When the Niblo property was recently sold for housing development, the City of Dallas required that the limestone escarpment it was built upon be retained as city land, and was thus able to protect the buildings remaining on the site. These buildings may well be two of the oldest on their original sites within the city: a two-crib log barn and a one-room log house with an associated hand-dug well and root cellar, both believed to date to the 1850s. In addition, the site is the home of a 1920s plank barn. As to the origins of the farmstead, the Peters Colony land grant from the Republic of Texas was made in 1837, when Everhard Sharrock, Jr. and three family members received land grants. In December 1850, their property in the colony was surveyed and recorded at 640 acres. The land was later sold to Thomas Young in 1853, and remained in the Young family until 1934, when it was sold to Grady Niblo. In an effort to conserve this piece of history, Quimby McCoy Preservation Architecture was commissioned by the City of Dallas to undertake a Master Plan for the land. The Center for Heritage Conservation was asked to support this work by recording the buildings and features according to Historic American Buildings Survey standards.
Principal Investigator David Woodcock, with Bob Warden and Marcel Quimby, FAIA, made an intensive preliminary survey in December 2006 and a contract was negotiated through the Research Foundation. Field work began in March 2007 using Center graduate students. The farmstead was the subject of the ARCH 647 Recording Historic Buildings class in summer 2007, marking the thirtieth year of such class work offered by the Department of Architecture. The summer student team involved graduate and undergraduate students from Architecture, and two graduate students in the Nautical Archeology program, eager to extend their knowledge of heritage documentation.
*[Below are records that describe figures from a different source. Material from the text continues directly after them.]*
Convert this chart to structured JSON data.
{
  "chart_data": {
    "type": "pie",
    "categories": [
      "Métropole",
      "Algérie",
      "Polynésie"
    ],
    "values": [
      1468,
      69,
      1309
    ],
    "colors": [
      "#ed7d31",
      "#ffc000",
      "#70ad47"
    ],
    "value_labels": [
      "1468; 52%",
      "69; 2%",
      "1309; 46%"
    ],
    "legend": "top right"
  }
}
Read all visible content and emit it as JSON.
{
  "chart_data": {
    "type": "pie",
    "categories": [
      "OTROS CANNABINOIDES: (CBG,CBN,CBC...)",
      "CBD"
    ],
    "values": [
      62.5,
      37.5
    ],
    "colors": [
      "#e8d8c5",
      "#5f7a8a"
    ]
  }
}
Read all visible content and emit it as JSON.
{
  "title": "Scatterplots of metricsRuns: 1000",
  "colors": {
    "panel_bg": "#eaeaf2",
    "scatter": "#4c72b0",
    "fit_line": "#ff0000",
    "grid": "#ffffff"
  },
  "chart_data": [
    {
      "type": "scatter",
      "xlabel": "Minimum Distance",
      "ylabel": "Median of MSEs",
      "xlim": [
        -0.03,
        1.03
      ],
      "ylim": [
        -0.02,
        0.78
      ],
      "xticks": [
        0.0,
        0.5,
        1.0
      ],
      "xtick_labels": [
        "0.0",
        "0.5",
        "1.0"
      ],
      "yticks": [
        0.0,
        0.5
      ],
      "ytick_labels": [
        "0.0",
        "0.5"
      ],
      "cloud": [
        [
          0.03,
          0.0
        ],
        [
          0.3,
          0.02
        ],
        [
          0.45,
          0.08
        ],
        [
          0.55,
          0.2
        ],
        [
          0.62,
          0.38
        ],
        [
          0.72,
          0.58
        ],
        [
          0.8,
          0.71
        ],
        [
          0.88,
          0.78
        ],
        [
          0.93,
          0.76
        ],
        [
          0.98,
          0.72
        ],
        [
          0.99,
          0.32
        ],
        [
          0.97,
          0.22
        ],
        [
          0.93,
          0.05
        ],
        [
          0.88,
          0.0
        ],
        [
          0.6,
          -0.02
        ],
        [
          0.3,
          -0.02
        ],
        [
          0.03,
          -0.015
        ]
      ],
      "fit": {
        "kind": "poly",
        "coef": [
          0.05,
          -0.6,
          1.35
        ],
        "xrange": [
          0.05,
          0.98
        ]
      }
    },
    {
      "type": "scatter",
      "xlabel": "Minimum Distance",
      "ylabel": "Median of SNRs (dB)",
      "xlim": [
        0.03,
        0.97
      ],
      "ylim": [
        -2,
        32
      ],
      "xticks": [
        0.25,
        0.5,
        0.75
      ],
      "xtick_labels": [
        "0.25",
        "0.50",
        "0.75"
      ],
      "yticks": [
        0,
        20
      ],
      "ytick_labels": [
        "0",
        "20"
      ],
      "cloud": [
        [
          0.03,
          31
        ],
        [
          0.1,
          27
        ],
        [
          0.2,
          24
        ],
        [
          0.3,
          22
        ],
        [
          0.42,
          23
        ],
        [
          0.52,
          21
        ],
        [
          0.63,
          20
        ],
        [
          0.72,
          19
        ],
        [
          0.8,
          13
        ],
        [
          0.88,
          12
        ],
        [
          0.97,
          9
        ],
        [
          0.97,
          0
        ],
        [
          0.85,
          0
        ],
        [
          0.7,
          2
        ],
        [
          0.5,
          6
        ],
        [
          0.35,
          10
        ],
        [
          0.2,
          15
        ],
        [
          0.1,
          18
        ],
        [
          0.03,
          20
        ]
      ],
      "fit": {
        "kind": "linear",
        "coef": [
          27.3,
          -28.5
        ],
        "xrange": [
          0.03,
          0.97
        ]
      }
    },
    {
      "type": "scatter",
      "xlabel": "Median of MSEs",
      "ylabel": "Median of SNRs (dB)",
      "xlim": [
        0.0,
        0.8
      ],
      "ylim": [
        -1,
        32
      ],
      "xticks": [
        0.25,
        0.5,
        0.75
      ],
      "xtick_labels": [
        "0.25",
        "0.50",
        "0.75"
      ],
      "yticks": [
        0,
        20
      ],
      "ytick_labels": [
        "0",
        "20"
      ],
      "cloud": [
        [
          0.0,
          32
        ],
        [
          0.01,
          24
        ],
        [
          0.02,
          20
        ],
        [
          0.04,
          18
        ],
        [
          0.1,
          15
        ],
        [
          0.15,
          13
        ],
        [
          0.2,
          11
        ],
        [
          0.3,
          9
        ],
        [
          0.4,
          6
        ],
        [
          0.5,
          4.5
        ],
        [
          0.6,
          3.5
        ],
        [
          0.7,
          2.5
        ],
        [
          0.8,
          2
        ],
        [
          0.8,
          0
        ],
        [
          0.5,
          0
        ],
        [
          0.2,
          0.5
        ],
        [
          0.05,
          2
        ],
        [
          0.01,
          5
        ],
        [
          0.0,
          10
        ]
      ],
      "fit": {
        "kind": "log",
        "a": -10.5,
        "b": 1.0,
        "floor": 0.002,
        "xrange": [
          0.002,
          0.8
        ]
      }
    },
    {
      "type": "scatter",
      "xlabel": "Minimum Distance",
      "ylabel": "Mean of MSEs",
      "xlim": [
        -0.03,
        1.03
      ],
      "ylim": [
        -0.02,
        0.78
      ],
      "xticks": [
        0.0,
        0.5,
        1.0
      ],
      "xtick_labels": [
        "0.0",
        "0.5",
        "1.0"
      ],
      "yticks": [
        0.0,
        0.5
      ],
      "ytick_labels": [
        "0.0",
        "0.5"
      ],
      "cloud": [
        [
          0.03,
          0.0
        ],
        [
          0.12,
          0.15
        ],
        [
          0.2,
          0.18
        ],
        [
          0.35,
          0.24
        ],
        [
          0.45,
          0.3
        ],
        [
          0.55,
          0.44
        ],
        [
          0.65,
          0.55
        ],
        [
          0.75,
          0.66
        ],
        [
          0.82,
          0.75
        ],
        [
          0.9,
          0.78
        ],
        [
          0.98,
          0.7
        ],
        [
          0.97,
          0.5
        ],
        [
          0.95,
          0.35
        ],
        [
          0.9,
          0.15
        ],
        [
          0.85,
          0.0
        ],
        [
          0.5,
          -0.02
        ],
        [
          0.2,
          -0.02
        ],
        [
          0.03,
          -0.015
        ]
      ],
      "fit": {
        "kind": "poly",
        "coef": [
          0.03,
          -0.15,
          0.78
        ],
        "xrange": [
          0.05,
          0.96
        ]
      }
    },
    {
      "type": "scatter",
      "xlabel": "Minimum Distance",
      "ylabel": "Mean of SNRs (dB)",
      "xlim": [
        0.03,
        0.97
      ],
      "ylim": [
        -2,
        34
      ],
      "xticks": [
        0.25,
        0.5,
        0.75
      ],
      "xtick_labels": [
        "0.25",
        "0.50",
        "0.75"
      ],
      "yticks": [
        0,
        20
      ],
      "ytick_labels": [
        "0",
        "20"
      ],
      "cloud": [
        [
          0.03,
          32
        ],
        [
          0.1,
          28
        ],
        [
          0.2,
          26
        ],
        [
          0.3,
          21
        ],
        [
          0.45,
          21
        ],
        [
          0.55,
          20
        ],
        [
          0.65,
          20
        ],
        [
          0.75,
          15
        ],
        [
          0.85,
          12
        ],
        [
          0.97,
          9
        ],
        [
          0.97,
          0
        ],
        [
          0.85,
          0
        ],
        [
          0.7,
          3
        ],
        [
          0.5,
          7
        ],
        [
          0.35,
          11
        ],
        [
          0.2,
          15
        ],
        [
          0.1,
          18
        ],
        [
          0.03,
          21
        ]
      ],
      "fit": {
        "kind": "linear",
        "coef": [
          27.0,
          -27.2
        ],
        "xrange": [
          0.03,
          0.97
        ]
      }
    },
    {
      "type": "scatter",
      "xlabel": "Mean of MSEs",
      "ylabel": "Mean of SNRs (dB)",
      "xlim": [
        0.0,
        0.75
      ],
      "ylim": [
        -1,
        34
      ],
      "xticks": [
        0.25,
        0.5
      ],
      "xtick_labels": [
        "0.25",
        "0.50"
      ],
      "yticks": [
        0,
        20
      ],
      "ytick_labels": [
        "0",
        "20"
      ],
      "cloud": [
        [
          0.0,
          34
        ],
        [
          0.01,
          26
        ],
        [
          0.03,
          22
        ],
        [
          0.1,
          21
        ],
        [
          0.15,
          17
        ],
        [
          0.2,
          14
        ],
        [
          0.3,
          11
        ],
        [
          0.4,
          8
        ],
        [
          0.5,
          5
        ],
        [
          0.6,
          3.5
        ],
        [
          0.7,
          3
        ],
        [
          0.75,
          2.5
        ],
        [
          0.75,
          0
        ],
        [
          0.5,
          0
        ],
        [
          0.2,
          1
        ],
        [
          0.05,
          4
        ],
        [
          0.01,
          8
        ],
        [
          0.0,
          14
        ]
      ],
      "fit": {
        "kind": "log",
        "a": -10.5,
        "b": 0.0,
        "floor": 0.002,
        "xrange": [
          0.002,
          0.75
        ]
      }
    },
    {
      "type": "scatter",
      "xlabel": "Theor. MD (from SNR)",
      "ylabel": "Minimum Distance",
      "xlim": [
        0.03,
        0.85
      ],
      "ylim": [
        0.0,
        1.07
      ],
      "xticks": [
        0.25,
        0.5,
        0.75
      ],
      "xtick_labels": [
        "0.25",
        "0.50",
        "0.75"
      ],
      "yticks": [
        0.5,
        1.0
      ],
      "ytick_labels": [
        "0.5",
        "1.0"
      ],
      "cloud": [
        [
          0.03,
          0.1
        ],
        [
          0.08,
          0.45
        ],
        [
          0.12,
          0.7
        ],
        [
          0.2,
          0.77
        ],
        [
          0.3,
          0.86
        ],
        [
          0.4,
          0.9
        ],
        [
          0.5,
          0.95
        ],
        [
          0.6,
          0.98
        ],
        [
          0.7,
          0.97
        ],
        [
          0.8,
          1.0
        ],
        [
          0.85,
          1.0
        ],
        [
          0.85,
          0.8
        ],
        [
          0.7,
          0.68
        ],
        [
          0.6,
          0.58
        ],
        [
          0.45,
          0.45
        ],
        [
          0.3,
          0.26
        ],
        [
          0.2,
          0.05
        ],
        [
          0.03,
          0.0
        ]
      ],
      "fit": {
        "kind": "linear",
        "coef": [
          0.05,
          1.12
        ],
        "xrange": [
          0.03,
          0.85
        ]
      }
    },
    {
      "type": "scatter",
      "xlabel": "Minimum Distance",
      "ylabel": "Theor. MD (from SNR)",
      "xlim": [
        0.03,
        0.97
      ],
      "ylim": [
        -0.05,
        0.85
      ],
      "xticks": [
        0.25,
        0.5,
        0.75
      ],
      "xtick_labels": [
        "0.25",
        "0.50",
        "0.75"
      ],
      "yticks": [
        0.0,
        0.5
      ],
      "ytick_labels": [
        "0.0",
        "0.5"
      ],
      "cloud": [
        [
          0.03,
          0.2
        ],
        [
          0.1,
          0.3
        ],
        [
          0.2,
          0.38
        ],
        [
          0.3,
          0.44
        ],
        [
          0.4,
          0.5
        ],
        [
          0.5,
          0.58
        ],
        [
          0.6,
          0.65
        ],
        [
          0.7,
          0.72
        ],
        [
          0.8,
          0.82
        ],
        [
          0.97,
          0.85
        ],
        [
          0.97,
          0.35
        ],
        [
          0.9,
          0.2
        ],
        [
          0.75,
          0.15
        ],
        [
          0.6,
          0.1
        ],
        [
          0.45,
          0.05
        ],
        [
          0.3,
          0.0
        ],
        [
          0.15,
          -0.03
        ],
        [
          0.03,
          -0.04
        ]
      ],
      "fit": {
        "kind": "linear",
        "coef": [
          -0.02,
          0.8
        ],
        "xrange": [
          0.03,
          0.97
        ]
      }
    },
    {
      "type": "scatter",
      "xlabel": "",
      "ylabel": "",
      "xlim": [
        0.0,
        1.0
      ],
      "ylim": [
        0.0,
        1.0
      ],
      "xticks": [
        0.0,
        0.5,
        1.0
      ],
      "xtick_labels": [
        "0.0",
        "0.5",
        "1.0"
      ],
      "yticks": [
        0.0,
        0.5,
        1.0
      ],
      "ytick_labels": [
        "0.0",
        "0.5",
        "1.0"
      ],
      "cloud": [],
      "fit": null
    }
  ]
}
Recording continued through June, using a combination of hand drawing and measuring, digital photography, total station surveying, and use of the Center’s 3D laser scanner. This latter tool is especially valuable at the severely deteriorated plank barn, where hand measuring would not only be difficult, but hazardous.
Architect Marcel Quimby worked with Structural Engineer Steve Lucy, a Professional Fellow of the Center, to devise stabilization for one crib of the 1850s barn where logs have fallen, and to add support to one side of the log house that is in danger of collapse.
Since the land has not been farmed for over forty years, the barns were largely obscured by trees and brush, and the City of Dallas assisted in partial clearance. Serious storms in May 2007 resulted in significant damage to the trees on the site, but fortunately the buildings suffered only minor damage.
The complete set of drawings include a site plan, as well as plans, sections and elevations of each of the three buildings, and was completed by December 2007. This project demonstrates the Center’s ability to work with professional firms in support of preservation projects in a way that also enhances the university’s academic program.